В Германии интерес к разграничению неврологии и психиатрии был не столь заметным: обе дисциплины состояли в тесной связи. Со времен Гризингера[92] этот альянс считался специфической «берлинской традицией». Все – от прусского правительства до практикующих врачей – сходились во мнении, что разделение психиатрии и неврологии, в принципе, неразумно. Настоящий синтез обеих дисциплин не получался, для этого у них было слишком различное происхождение. Конфликты между ними происходили и в Германии (см. примеч. 18), однако здесь граница между ними была открыта, и немецкая наука от этого только выиграла.
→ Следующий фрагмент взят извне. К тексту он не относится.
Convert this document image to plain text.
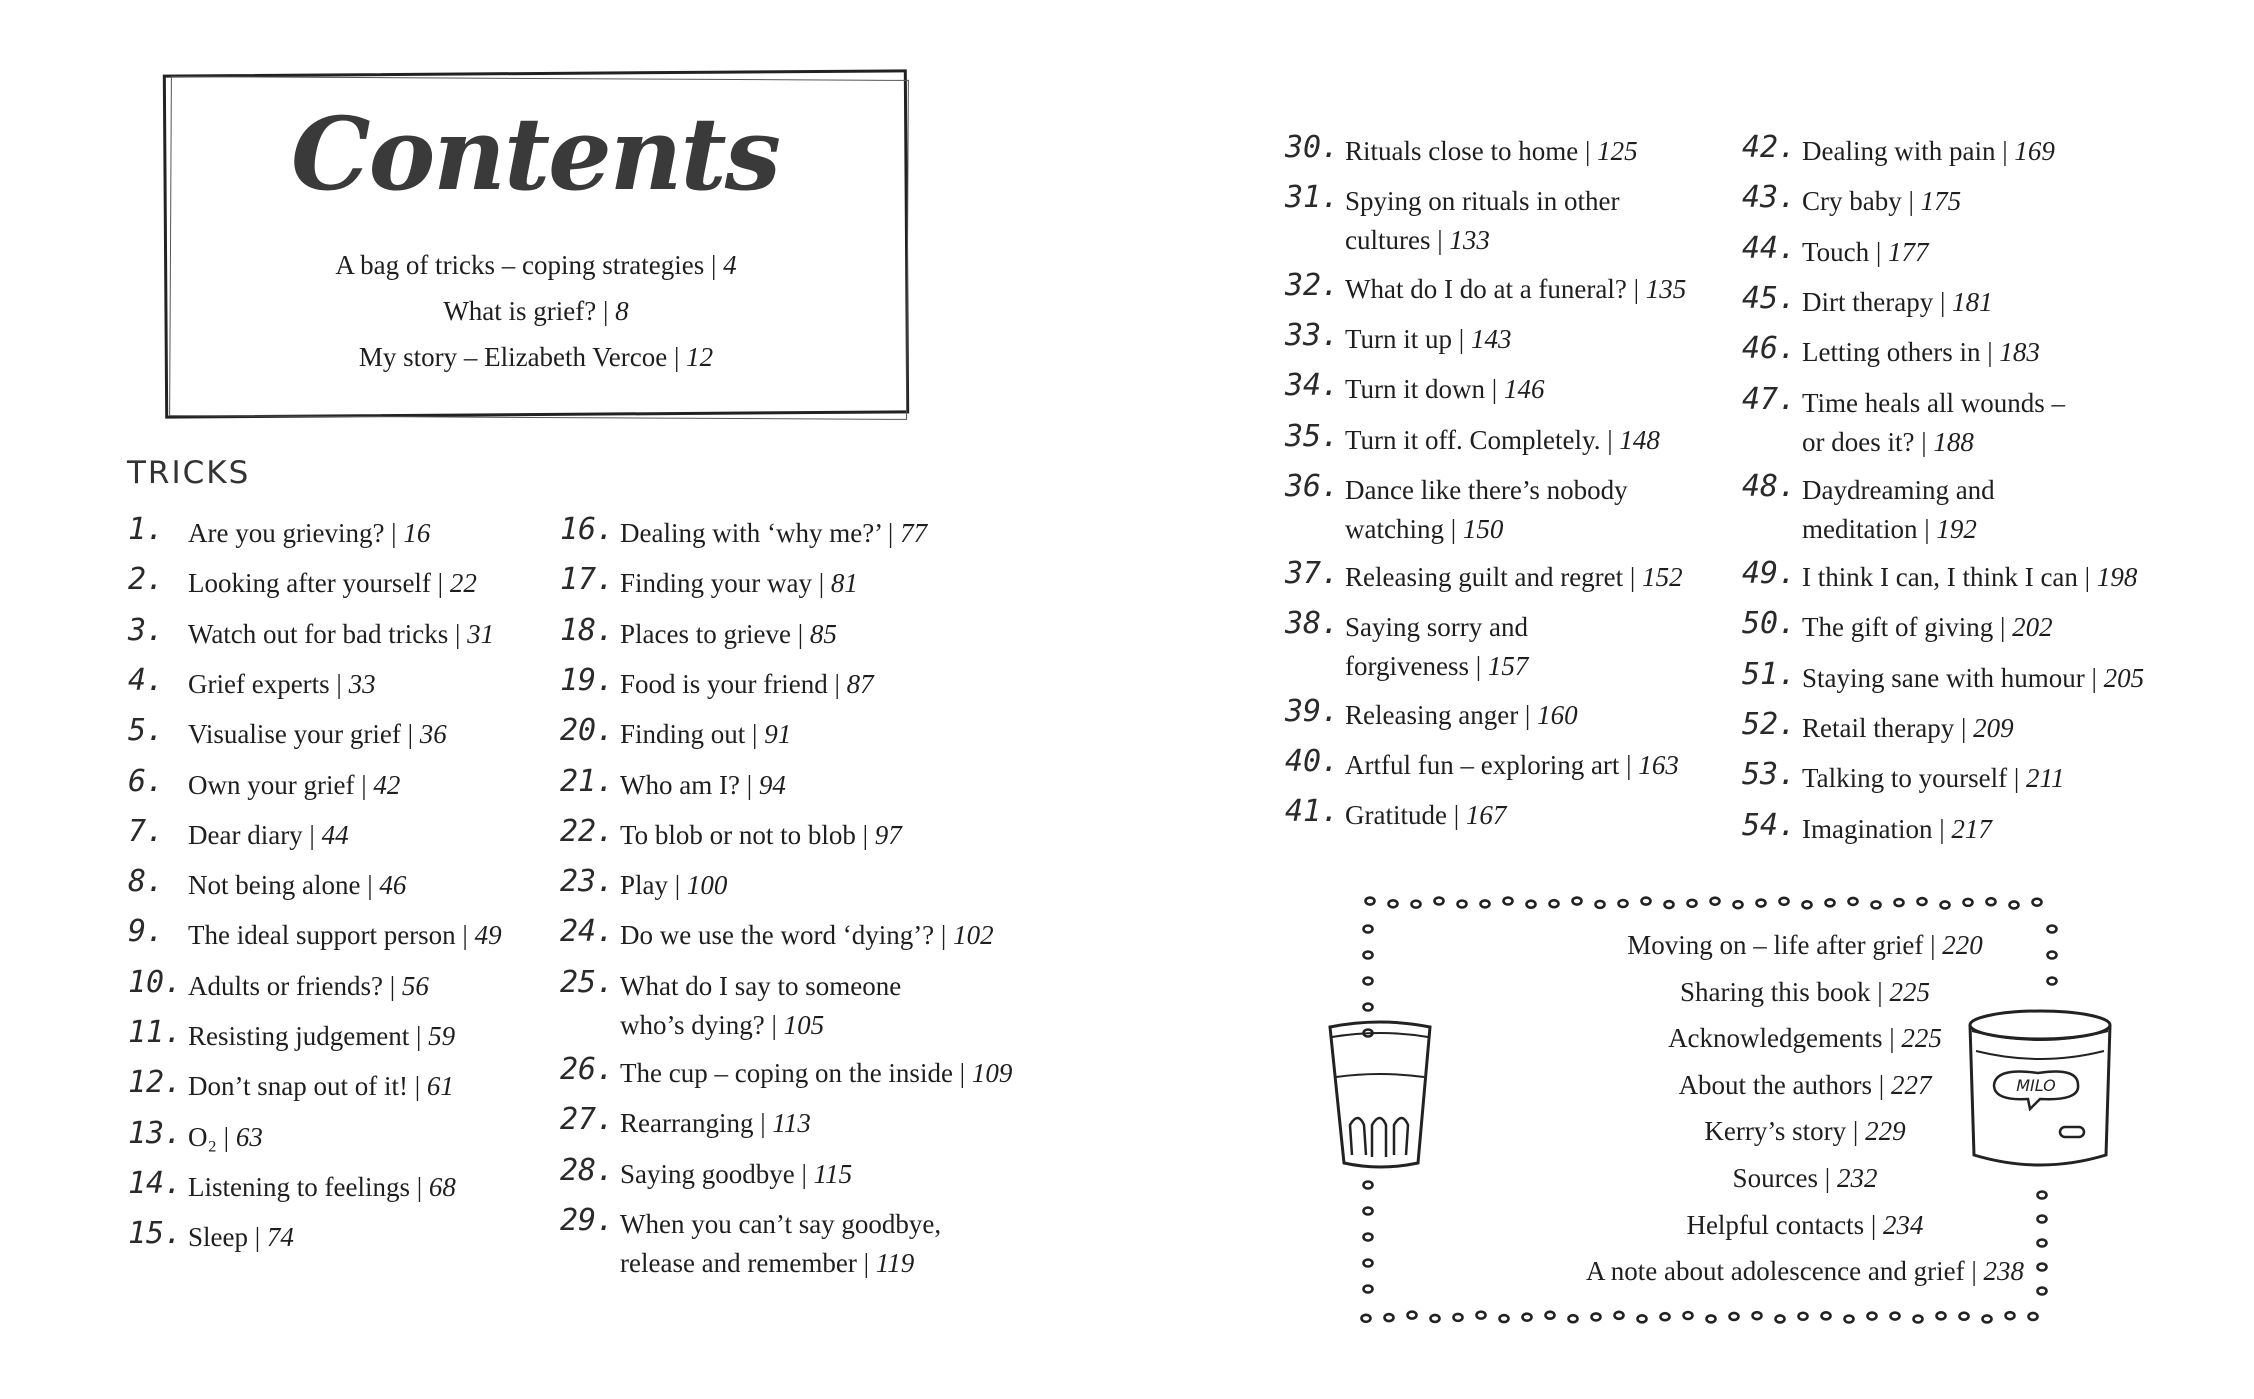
Contents
A bag of tricks – coping strategies | 4
What is grief? | 8
My story – Elizabeth Vercoe | 12
TRICKS
1. Are you grieving? | 16
2. Looking after yourself | 22
3. Watch out for bad tricks | 31
4. Grief experts | 33
5. Visualise your grief | 36
6. Own your grief | 42
7. Dear diary | 44
8. Not being alone | 46
9. The ideal support person | 49
10. Adults or friends? | 56
11. Resisting judgement | 59
12. Don’t snap out of it! | 61
13. O₂ | 63
14. Listening to feelings | 68
15. Sleep | 74
16. Dealing with ‘why me?’ | 77
17. Finding your way | 81
18. Places to grieve | 85
19. Food is your friend | 87
20. Finding out | 91
21. Who am I? | 94
22. To blob or not to blob | 97
23. Play | 100
24. Do we use the word ‘dying’? | 102
25. What do I say to someone
who’s dying? | 105
26. The cup – coping on the inside | 109
27. Rearranging | 113
28. Saying goodbye | 115
29. When you can’t say goodbye,
release and remember | 119
30. Rituals close to home | 125
31. Spying on rituals in other
cultures | 133
32. What do I do at a funeral? | 135
33. Turn it up | 143
34. Turn it down | 146
35. Turn it off. Completely. | 148
36. Dance like there’s nobody
watching | 150
37. Releasing guilt and regret | 152
38. Saying sorry and
forgiveness | 157
39. Releasing anger | 160
40. Artful fun – exploring art | 163
41. Gratitude | 167
42. Dealing with pain | 169
43. Cry baby | 175
44. Touch | 177
45. Dirt therapy | 181
46. Letting others in | 183
47. Time heals all wounds –
or does it? | 188
48. Daydreaming and
meditation | 192
49. I think I can, I think I can | 198
50. The gift of giving | 202
51. Staying sane with humour | 205
52. Retail therapy | 209
53. Talking to yourself | 211
54. Imagination | 217
Moving on – life after grief | 220
Sharing this book | 225
Acknowledgements | 225
About the authors | 227
Kerry’s story | 229
Sources | 232
Helpful contacts | 234
A note about adolescence and grief | 238
MILO
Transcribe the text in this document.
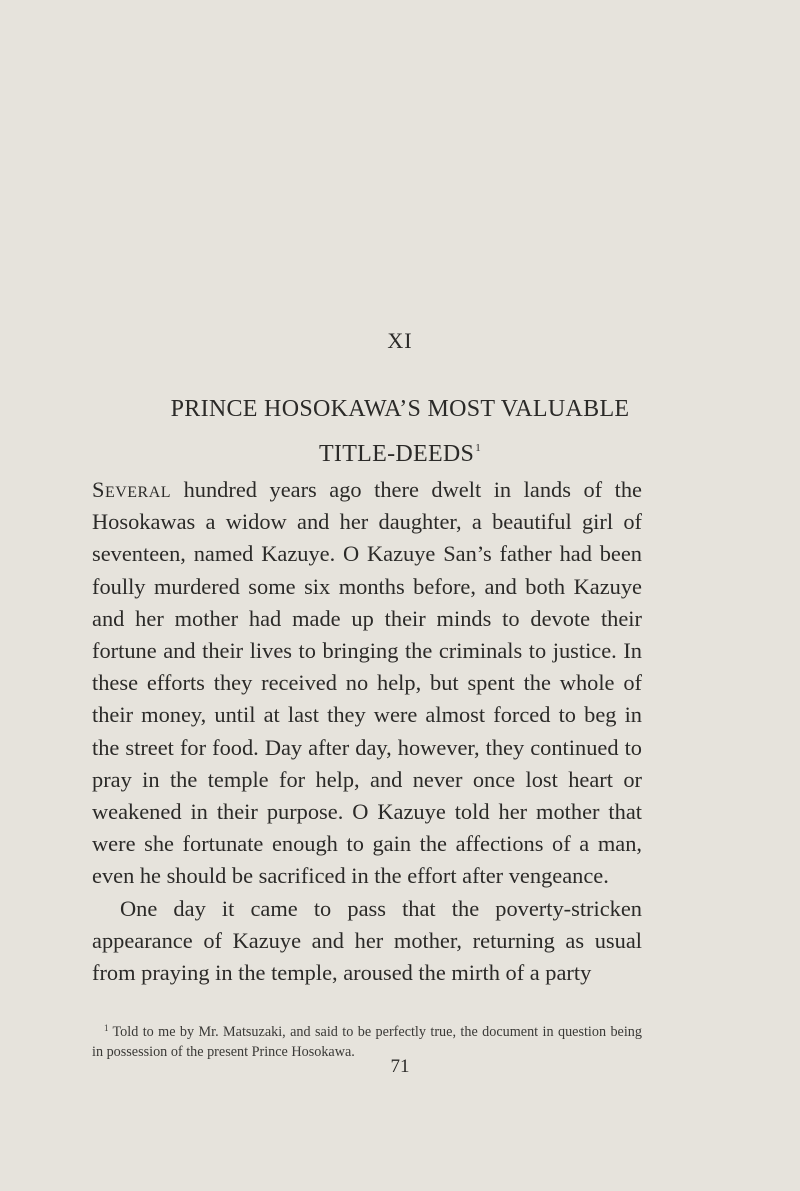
XI
PRINCE HOSOKAWA’S MOST VALUABLE
TITLE-DEEDS$^1$

Several hundred years ago there dwelt in lands of the Hosokawas a widow and her daughter, a beautiful girl of seventeen, named Kazuye. O Kazuye San’s father had been foully murdered some six months before, and both Kazuye and her mother had made up their minds to devote their fortune and their lives to bringing the criminals to justice. In these efforts they received no help, but spent the whole of their money, until at last they were almost forced to beg in the street for food. Day after day, however, they continued to pray in the temple for help, and never once lost heart or weakened in their purpose. O Kazuye told her mother that were she fortunate enough to gain the affections of a man, even he should be sacrificed in the effort after vengeance.

One day it came to pass that the poverty-stricken appearance of Kazuye and her mother, returning as usual from praying in the temple, aroused the mirth of a party

$^1$ Told to me by Mr. Matsuzaki, and said to be perfectly true, the document in question being in possession of the present Prince Hosokawa.
71
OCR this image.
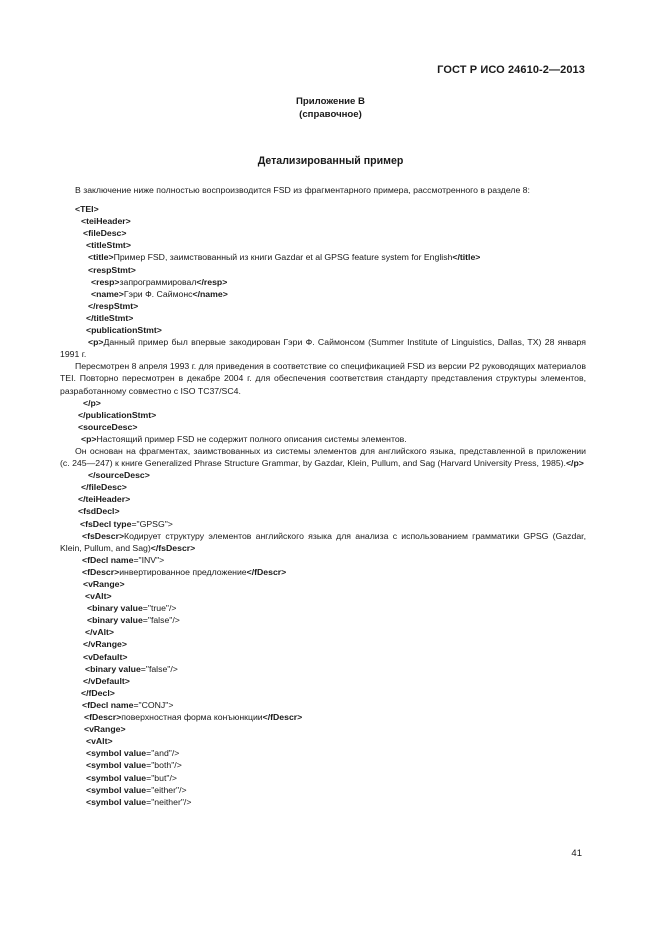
ГОСТ Р ИСО 24610-2—2013
Приложение В
(справочное)
Детализированный пример

В заключение ниже полностью воспроизводится FSD из фрагментарного примера, рассмотренного в разделе 8:

<TEI>

<teiHeader>

<fileDesc>

<titleStmt>

<title>Пример FSD, заимствованный из книги Gazdar et al GPSG feature system for English</title>

<respStmt>

<resp>запрограммировал</resp>

<name>Гэри Ф. Саймонс</name>

</respStmt>

</titleStmt>

<publicationStmt>

<p>Данный пример был впервые закодирован Гэри Ф. Саймонсом (Summer Institute of Linguistics, Dallas, TX) 28 января 1991 г.

Пересмотрен 8 апреля 1993 г. для приведения в соответствие со спецификацией FSD из версии Р2 руководящих материалов TEI. Повторно пересмотрен в декабре 2004 г. для обеспечения соответствия стандарту представления структуры элементов, разработанному совместно с ISO ТС37/SC4.

</p>

</publicationStmt>

<sourceDesc>

<p>Настоящий пример FSD не содержит полного описания системы элементов.

Он основан на фрагментах, заимствованных из системы элементов для английского языка, представленной в приложении (с. 245—247) к книге Generalized Phrase Structure Grammar, by Gazdar, Klein, Pullum, and Sag (Harvard University Press, 1985).</p>

</sourceDesc>

</fileDesc>

</teiHeader>

<fsdDecl>

<fsDecl type="GPSG">

<fsDescr>Кодирует структуру элементов английского языка для анализа с использованием грамматики GPSG (Gazdar, Klein, Pullum, and Sag)</fsDescr>

<fDecl name="INV">

<fDescr>инвертированное предложение</fDescr>

<vRange>

<vAlt>

<binary value="true"/>

<binary value="false"/>

</vAlt>

</vRange>

<vDefault>

<binary value="false"/>

</vDefault>

</fDecl>

<fDecl name="CONJ">

<fDescr>поверхностная форма конъюнкции</fDescr>

<vRange>

<vAlt>

<symbol value="and"/>

<symbol value="both"/>

<symbol value="but"/>

<symbol value="either"/>

<symbol value="neither"/>

41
Изначально между психиатрией и неврологией существовала экзистенциальная пропасть, обусловленная их происхождением. Психиатрия как гуманитарный проект была порождена философией, а на практике осуществлялась администрацией психиатрических лечебниц. Неврология, напротив, формировалась как часть терапевтической медицины. Правда, оставаться там она не захотела. В конце XIX века тенденции в психиатрии и неврологии были в некотором отношении противоположны. Психиатрия пыталась вырваться из своей вечной изоляции внутри медицинской науки. Неврология, напротив, боролась за свою самостоятельность и самобытность. Психиатры существовали в основном в рамках сложившейся безотрадной практики, неврологам только предстояло создать и обустроить собственное практическое поле. Они хотели обрести свободу от психиатрии, которую в то время цинично называли «учением о неизлечимых болезнях». Правда, и новое отдельное поле неврологии было не самым радостным, молодому Гельпаху оно даже казалось ужасающе «безнадежным». Большая часть научных успехов неврологии не имела терапевтической ценности. Даже сейчас неврология считается классическим примером науки, которая пусть и совершает одно занимательное открытие за другим, но в итоге бросает врача у постели больного на произвол судьбы. В 1890-х годах Гельпах писал, что неврастеники хотя и служат «хлебом насущным» для невролога, однако же тот в процессе своего образования не обучается ничему полезному для них. В 1891 году стал выходить «Немецкий неврологический журнал», и Вильгельм Эрб[93] первый номер начал статьей со взгляда в прошлое, обратив внимание на «огромные» успехи последних десятилетий (см. примеч. 19). Однако на деле неврологическая практика была весьма далека от триумфальных настроений.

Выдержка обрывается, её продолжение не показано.